Among the claims made:
To be happy as a professor, you don’t need to teach in buildings that win architectural awards. You don’t need a two-course-a-semester load to publish (I published during my first years in Birmingham, despite teaching nine or 10 courses a year). You don’t need your university to give you a dedicated blog site or IT personnel to support your home computer. You need a tenure-track job, and then you need to work hard at the three things we are expected to do: teach students who want to learn, publish about things you care about, and be a good academic citizen through service to your institution and field. That’s the deal. If it doesn’t sound good enough, then maybe you should try bartending in San Francisco. And when you do, lots of adjuncts will apply for your job.

And, contrasting:
When, as a grad student I and some others were grousing about the poor adjunct pay at a local state college, another household name who overheard the conversation asked us why we even took a job with such poor wages. Why not simply refuse? He couldn’t grasp that we needed to pay the rent and eat, and didn’t have a 6 figure salary like he did. I remember staring at him in stunned silence. If you spend several years around folks with quarter million dollar salaries, minimal teaching duties, palatial offices, and brilliant undergrads, you start to think that your first job, if not that grand, ought to be better than teaching 8 courses a year to unprepared slackers at some underfunded State U. in fly-over country.

Here’s where I’m thinking the tie-in to feminist concerns may be: what are the expectations of female philosophers (and other minorities, blacks, LGBT persons, etc) and what are the expectations of male philosophers? How do they compare and what gets labeled “entitlement”? Other thoughts to explore may be the role of generational perspective in assessing “entitlement” (as a thirty-something teaching Gen Y students, I bemoan the same problem), misconceptions about philosophy as a career, etc.

Further, how much is happiness a function of our ability to thrive despite not having our ideal environment? And how much do social injustices, or even the lack of local culture, matter?

I’d like to encourage feminist conversation both here and at Leiter’s blog, although I’ll leave cross-posting at reader discretion. (Remember that this is a thread about jobs in philosophy and not Brian Leiter’s interpretation of jobs in philosophy.)

 

3 Responses to “Happiness in philosophy”

  1. jj Says:

    Thanks so much for picking up this question, Orlando.

    I’ve heard talk about this sense of entitlement before, and I find it puzzling. It’s as though the quality of one’s own work and one’s understanding of what’s happening in the field ought to be independent of one’s surroundings. Perhaps for some it is, but surely not for everyone.

    I’m reminded here of Miranda Fricker’s discussion of epistemic injustice and the effects of suffering it; how one is in effect not treated as a full human being. Certainly, one’s credibility in our profession can vary with one’s school’s status, other things being equal.

  2. Noumena Says:

    The last time I checked the Phil Gourmet, my program was listed in the middle or low teens (13 or 15 or something like that).
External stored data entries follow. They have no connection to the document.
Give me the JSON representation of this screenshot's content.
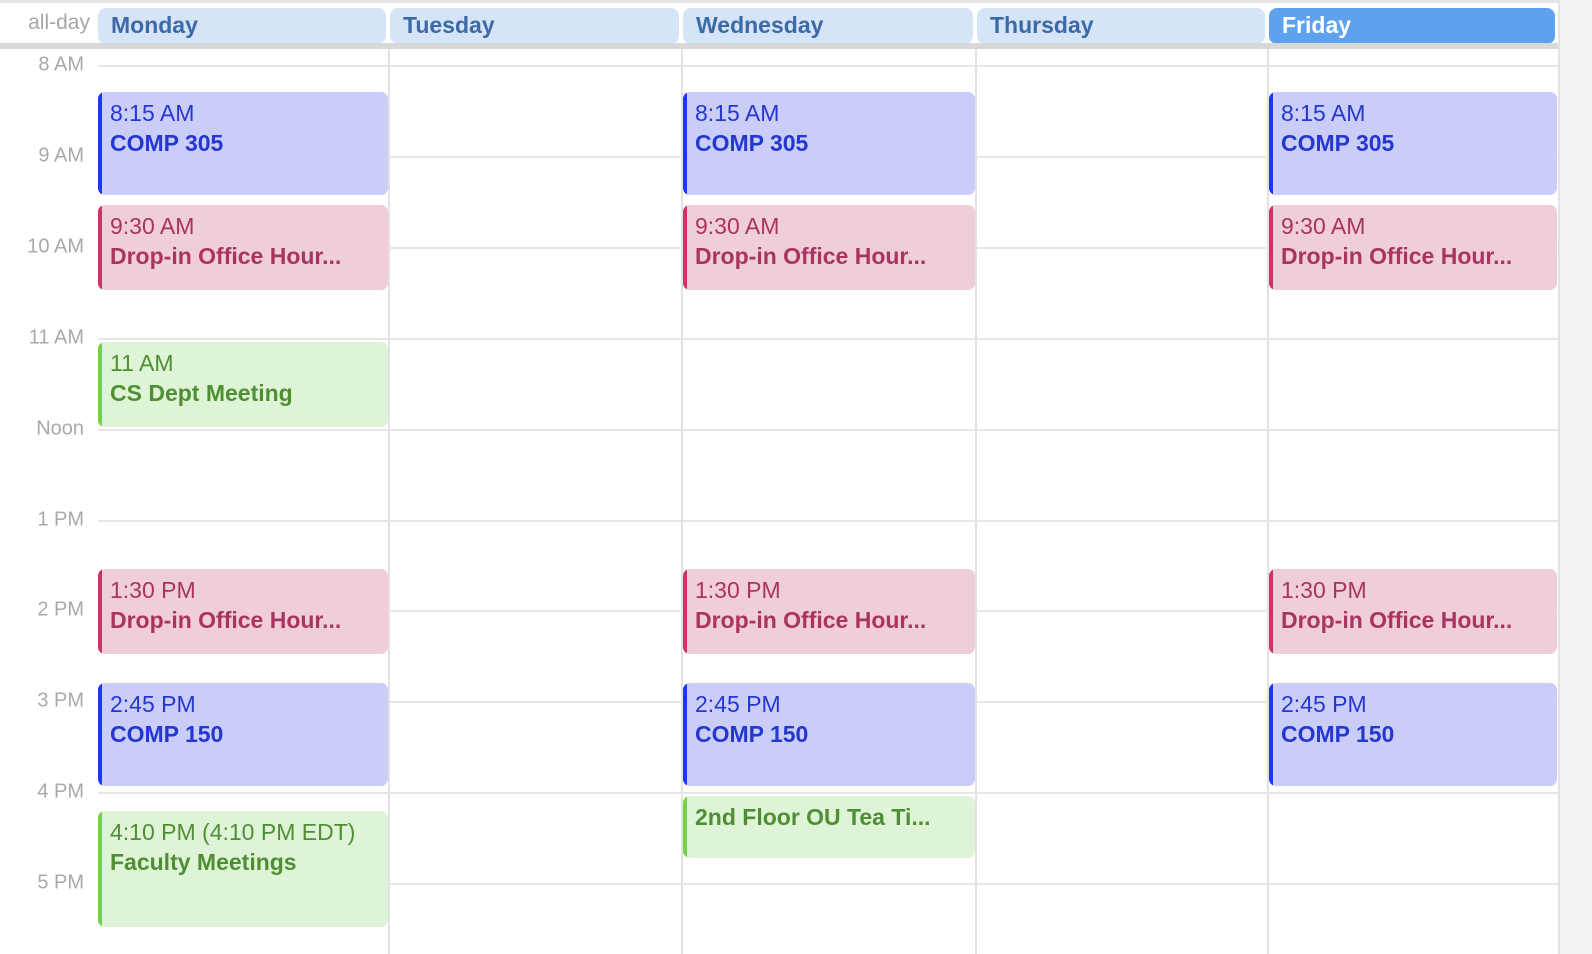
{
  "header": {
    "allday_label": "all-day",
    "days": [
      {
        "label": "Monday",
        "today": false
      },
      {
        "label": "Tuesday",
        "today": false
      },
      {
        "label": "Wednesday",
        "today": false
      },
      {
        "label": "Thursday",
        "today": false
      },
      {
        "label": "Friday",
        "today": true
      }
    ]
  },
  "hours": [
    "8 AM",
    "9 AM",
    "10 AM",
    "11 AM",
    "Noon",
    "1 PM",
    "2 PM",
    "3 PM",
    "4 PM",
    "5 PM"
  ],
  "colors": {
    "blue": "#1f36ef",
    "pink": "#cc3463",
    "green": "#72d24a",
    "today_header": "#5ea2ee",
    "day_header": "#d6e4f8"
  },
  "events": [
    {
      "day": 0,
      "start": 8.25,
      "end": 9.45,
      "color": "blue",
      "time": "8:15 AM",
      "title": "COMP 305"
    },
    {
      "day": 0,
      "start": 9.5,
      "end": 10.5,
      "color": "pink",
      "time": "9:30 AM",
      "title": "Drop-in Office Hour..."
    },
    {
      "day": 0,
      "start": 11.0,
      "end": 12.0,
      "color": "green",
      "time": "11 AM",
      "title": "CS Dept Meeting"
    },
    {
      "day": 0,
      "start": 13.5,
      "end": 14.5,
      "color": "pink",
      "time": "1:30 PM",
      "title": "Drop-in Office Hour..."
    },
    {
      "day": 0,
      "start": 14.75,
      "end": 15.95,
      "color": "blue",
      "time": "2:45 PM",
      "title": "COMP 150"
    },
    {
      "day": 0,
      "start": 16.167,
      "end": 17.5,
      "color": "green",
      "time": "4:10 PM (4:10 PM EDT)",
      "title": "Faculty Meetings"
    },
    {
      "day": 2,
      "start": 8.25,
      "end": 9.45,
      "color": "blue",
      "time": "8:15 AM",
      "title": "COMP 305"
    },
    {
      "day": 2,
      "start": 9.5,
      "end": 10.5,
      "color": "pink",
      "time": "9:30 AM",
      "title": "Drop-in Office Hour..."
    },
    {
      "day": 2,
      "start": 13.5,
      "end": 14.5,
      "color": "pink",
      "time": "1:30 PM",
      "title": "Drop-in Office Hour..."
    },
    {
      "day": 2,
      "start": 14.75,
      "end": 15.95,
      "color": "blue",
      "time": "2:45 PM",
      "title": "COMP 150"
    },
    {
      "day": 2,
      "start": 16.0,
      "end": 16.75,
      "color": "green",
      "time": "",
      "title": "2nd Floor OU Tea Ti..."
    },
    {
      "day": 4,
      "start": 8.25,
      "end": 9.45,
      "color": "blue",
      "time": "8:15 AM",
      "title": "COMP 305"
    },
    {
      "day": 4,
      "start": 9.5,
      "end": 10.5,
      "color": "pink",
      "time": "9:30 AM",
      "title": "Drop-in Office Hour..."
    },
    {
      "day": 4,
      "start": 13.5,
      "end": 14.5,
      "color": "pink",
      "time": "1:30 PM",
      "title": "Drop-in Office Hour..."
    },
    {
      "day": 4,
      "start": 14.75,
      "end": 15.95,
      "color": "blue",
      "time": "2:45 PM",
      "title": "COMP 150"
    }
  ]
}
As far as I know, we don’t really have any problems with placement, with most of our recent graduates in postdocs or tenure-track positions. And I don’t think we have anyone who’s stuck adjuncting, just trying to pay the bills. Since I’m aiming for a job that’s primarily about teaching rather than publishing — say, at a small liberal arts college, maybe even back in my home state — I think my prospects are good. (Barring a long economic recession that completely kills academic hiring over the next few years, of course.)
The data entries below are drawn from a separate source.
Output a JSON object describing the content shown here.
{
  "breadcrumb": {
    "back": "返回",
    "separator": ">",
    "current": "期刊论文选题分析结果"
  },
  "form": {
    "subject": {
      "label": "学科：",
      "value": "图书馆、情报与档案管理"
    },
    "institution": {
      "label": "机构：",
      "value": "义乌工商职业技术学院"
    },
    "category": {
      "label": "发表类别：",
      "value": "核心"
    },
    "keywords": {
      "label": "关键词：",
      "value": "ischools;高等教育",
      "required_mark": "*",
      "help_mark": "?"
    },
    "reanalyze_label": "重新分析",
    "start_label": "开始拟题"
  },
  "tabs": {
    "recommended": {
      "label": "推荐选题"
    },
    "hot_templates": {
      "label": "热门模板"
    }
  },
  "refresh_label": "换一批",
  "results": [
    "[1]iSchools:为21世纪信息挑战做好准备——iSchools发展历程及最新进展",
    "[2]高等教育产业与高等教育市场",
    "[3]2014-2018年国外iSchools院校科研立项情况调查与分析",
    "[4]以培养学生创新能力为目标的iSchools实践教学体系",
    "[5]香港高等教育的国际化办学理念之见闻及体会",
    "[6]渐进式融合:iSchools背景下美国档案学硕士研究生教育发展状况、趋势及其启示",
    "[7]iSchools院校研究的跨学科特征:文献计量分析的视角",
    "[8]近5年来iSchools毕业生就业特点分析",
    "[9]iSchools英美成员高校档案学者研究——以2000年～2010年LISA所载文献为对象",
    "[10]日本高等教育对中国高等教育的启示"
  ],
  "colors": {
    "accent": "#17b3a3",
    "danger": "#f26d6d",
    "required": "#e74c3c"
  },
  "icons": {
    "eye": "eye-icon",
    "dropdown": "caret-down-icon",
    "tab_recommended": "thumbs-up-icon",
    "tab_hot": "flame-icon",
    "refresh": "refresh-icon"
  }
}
    But a lot of my fellow graduate students are a little obsessed with our Gourmet ranking, Jobs for Philosophers, and, especially, our placement record. You see, we mostly send our Ph.D.s to middle-tier programs, especially state universities or small Catholic colleges with no grad students. So starting salaries for our graduates are in the mid-five figures, and starting teaching loads are 3-3 or 4-4 or more. It’s not the glamorous life in the Ivory Tower, comfortably isolated from the world, to which most of my fellow grad students seem to aspire.

    I’m not sure, though, whether they see this as a denial of a privilege or a denial of an entitlement.

  3. One half of a two-body problem on the market Says:

    A couple of people over in Leiter’s thread have touched on this, but I think it’s worth making the point a lot more explicit.

    I’m wary of older (invariably male) profs in rural, isolated places bemoaning some of us younger folks’ desire to be in or near major cities. Many of us younger philosophers are trying balance career and relationship needs in ways that an older generation of philosophers never had to. Would I be perfectly happy to move to the far corners of the earth to teach philosophy if my parter were willing to drop everything and move with me? I sure would! But as it happens, my partner’s an academic too. So each of us needs to be looking to land in an area with lots of schools, so as to maximize our chances of ending up together.

    So, yeah, I’ve got some pretty serious restrictions on where I’d be content to teach. I’m unwilling to consider taking a job in most of so-called fly-over country. Does that make me entitled? Well, all I want is what that older generation of profs got to have: a life teaching philosophy during the day and eating dinner with the person I love at night.

    I know there’s a lot more going on in this discussion than just this issue. But changing expectations about womens’ careers, and the consequent rise of the two-body problem, is at least an important part of it.